The risk of a second heart attack declined dramatically the longer a patient waited before having one of five non-cardiac elective surgeries, such as hip replacement or gallbladder removal.

Of those having surgery between 31 and 60 days after the initial heart attack, 10 in 50 had a second attack; between 61 and 90 days, 4 in 50 had a second attack; and between 3 months and 6 months, just 3 in 50 had second heart attacks.

The American Heart Association (AHA) and American College of Cardiology jointly recommend that people wait 4 to 6 weeks after a heart attack before having surgery, but this new research shows that the risk persists after that period, de Virgilio told Reuters Health.

“We’ve always kind of known that patients that have had a recent heart attack are at a higher risk of another after surgery, but a lot of that data is based on studies done decades ago,” said de Virgilio, who co-authored the study.

To find out if modern anesthesia practices and pre- and post-surgical treatments have reduced the riskiness of having surgery after a heart attack, de Virgilio and his colleagues looked at the medical records of 563,842 people who had undergone elective surgeries between 1999 and 2004. About 3 percent had also had a heart attack within the year before the surgery; their average age was 69.

Heart attack “still remains a very high risk factor for patients requiring surgery,” de Virgilio said, “and it’s a higher, more persistent risk than we thought.”

The danger was not only a second heart attack, but an increased risk of dying after surgery as well.

Among the patients who had a heart attack within the previous month, 7 out of 50 died.
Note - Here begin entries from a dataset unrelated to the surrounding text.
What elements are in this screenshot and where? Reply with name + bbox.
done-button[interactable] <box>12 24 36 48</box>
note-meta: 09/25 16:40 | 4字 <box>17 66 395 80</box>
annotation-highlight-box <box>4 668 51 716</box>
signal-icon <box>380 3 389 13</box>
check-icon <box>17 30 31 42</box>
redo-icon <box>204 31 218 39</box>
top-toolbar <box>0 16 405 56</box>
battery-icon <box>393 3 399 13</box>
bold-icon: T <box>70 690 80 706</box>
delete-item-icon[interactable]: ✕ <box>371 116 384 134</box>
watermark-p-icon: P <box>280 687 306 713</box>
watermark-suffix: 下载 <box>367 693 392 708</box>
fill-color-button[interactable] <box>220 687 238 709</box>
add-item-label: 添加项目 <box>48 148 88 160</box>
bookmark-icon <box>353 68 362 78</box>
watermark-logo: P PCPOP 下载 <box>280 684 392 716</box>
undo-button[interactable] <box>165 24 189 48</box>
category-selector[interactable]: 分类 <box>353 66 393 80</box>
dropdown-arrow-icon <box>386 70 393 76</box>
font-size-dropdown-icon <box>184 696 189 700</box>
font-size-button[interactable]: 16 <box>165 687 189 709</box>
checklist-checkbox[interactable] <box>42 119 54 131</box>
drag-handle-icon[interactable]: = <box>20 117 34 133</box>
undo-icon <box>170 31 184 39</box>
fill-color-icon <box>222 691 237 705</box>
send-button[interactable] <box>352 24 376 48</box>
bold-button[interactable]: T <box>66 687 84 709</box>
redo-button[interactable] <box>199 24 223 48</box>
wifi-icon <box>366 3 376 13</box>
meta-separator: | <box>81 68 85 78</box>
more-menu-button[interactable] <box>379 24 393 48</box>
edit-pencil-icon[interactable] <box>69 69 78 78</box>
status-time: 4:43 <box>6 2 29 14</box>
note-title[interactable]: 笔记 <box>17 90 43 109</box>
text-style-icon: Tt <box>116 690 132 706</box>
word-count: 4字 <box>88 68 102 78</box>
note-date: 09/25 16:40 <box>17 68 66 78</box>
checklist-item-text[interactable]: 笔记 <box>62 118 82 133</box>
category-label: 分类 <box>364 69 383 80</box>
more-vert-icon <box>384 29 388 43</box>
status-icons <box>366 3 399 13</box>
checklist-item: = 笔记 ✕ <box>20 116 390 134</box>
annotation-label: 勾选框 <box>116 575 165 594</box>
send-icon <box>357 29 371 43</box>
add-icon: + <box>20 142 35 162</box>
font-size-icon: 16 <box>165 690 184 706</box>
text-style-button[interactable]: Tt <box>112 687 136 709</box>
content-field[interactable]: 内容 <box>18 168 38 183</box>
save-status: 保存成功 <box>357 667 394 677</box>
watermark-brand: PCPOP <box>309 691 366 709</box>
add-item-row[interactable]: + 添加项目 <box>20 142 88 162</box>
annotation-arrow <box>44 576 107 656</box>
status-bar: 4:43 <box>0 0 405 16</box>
If the patients waited at least two months, 5 out of 50 died.

The death rate is somewhat high, probably because many of the patients had to have emergency surgery, de Virgilio said.

About 8.5 million adults have a heart attack each year in the U.S., according to the AHA.

The risks related to recent heart attacks were not unique to one specific type of surgery, de Virgilio noted.

“Any surgery creates stress,” which can affect heart function, he said.

The biggest change in managing heart attack since the earlier studies has been the use of statins, which lower cholesterol and have anti-inflammatory properties that protect the heart during surgery, de Virgilio said.

However, this study did not look at which treatments were given to whom, said Dr. Edward McFalls, professor of medicine at the University of Minnesota in Minneapolis.

“We don’t know from the study what therapy was given that might have influenced the patient in a good and a bad way,” McFalls, who did not work on the study, told Reuters Health.

This research “supports the guidelines statement that there should be a grace period or waiting period,” McFalls said, but whether these guidelines should be extended is still up in the air.